REST recipe — auth endpoints live under /api/auth (Better Auth), not /api/v1:

$# 1. Sign up → returns a session token in the response body
$curl -X POST https://api.recursiv.io/api/auth/sign-up/email \
>  -H 'Content-Type: application/json' \
>  -H 'Origin: https://api.recursiv.io' \
>  -d '{"name":"Agent User","email":"agent@example.com","password":"Example-Passw0rd!"}'
$# → { "token": "...", "user": { "id": "...", ... } }
$
$# (existing users: POST /api/auth/sign-in/email with {"email","password"})
$
$# 2. Create an API key with the session token (this endpoint IS under /api/v1)
$curl -X POST https://api.recursiv.io/api/v1/api-keys \
>  -H 'Content-Type: application/json' \
>  -H 'Authorization: Bearer <SESSION_TOKEN>' \
>  -d '{"name":"agent-key","scopes":["projects:read","projects:write"]}'
$# → { "data": { "key": "sk_live_...", ... } }  — only shown once
$
$# 3. Use the API key for everything else (store it in an env var, never inline)
$curl https://api.recursiv.io/api/v1/projects \
>  -H "Authorization: Bearer $RECURSIV_API_KEY"
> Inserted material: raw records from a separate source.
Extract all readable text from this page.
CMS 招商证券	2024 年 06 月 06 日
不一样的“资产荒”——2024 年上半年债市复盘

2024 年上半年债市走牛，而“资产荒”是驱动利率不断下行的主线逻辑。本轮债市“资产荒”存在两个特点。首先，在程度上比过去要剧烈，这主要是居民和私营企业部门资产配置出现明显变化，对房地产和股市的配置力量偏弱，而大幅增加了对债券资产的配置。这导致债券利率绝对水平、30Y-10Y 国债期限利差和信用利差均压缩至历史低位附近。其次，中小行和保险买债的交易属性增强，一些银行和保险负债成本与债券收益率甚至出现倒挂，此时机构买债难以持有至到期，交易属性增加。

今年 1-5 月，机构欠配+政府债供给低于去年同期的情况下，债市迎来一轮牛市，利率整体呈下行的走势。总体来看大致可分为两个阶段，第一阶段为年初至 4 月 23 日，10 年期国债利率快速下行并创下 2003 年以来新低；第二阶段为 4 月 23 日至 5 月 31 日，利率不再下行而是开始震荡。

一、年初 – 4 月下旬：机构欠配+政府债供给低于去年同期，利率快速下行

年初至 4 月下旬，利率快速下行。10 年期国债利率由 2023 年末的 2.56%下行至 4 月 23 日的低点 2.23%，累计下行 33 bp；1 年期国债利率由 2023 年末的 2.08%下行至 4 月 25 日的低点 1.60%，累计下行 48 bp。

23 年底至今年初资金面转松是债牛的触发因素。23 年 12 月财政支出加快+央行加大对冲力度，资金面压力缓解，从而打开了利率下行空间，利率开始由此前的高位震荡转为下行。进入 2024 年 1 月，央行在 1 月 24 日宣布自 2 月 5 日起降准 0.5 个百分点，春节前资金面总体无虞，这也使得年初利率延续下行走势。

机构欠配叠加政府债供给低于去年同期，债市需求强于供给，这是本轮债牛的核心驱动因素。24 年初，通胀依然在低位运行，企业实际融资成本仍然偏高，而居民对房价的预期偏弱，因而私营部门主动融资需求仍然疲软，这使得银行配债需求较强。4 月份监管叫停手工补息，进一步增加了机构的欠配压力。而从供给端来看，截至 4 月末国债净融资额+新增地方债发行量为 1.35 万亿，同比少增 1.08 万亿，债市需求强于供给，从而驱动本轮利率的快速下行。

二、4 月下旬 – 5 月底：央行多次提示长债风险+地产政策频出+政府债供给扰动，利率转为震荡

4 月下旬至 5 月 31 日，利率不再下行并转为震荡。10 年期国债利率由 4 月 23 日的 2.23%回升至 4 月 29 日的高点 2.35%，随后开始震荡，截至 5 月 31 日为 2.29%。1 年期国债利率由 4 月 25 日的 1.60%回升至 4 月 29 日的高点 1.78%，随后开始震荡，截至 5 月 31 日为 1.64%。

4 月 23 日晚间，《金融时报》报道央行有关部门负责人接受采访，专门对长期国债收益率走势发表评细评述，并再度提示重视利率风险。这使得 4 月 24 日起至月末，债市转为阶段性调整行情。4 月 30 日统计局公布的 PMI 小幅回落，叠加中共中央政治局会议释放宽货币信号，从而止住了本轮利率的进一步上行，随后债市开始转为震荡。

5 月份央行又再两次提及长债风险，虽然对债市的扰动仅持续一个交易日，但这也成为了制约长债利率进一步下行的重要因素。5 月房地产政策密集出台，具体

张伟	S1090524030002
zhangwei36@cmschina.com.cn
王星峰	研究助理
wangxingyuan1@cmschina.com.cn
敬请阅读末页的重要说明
The Origin header is required on the /api/auth/* calls from non-browser environments (Better Auth CSRF protection) — the SDK sets it automatically.

Organization scoping

SDK API keys are tied to an organization. When you make API calls, operations are automatically scoped to that organization — you don’t need to pass organization_id on every request.

This applies to:

  • Dispatcherr.dispatcher.tasks() returns only your org’s tasks
  • Memoryr.memory.facts.list() returns only your org’s facts
  • Projects, agents, communities — all filtered to your org

Dispatcher auth: SDK key vs admin key

The dispatcher supports two auth paths:

Auth MethodScopeUse Case
SDK API Key (the generated key)Auto-scoped to the key’s orgNormal usage — your agents see only your tasks
DISPATCHER_API_KEY (shared secret)Admin — sees all orgsInternal ops, cross-org monitoring

For most use cases, use an SDK API key. The DISPATCHER_API_KEY is only needed for admin tooling that needs cross-org visibility.

Best practices

  1. Use the narrowest scopes possible. If your app only reads posts, don’t request posts:write.
  2. Store API keys securely. Use environment variables, not source code.
  3. Use separate keys per environment. Dev, staging, and production should each have their own key.
  4. Rotate keys periodically. Create a new key, update your deployment, then revoke the old one.
  5. Never expose keys in client-side code. API keys should only be used server-side. For browser apps, use session auth.

Anonymous access

The anonymous sandbox lets anyone try Recursiv with zero setup:

$curl -X POST https://api.recursiv.io/api/v1/sandbox/try \
>  -H 'Content-Type: application/json' \
>  -d '{"code": "console.log(1 + 1)", "language": "typescript"}'

No API key. No signup. Rate limited to 10 executions per IP per day.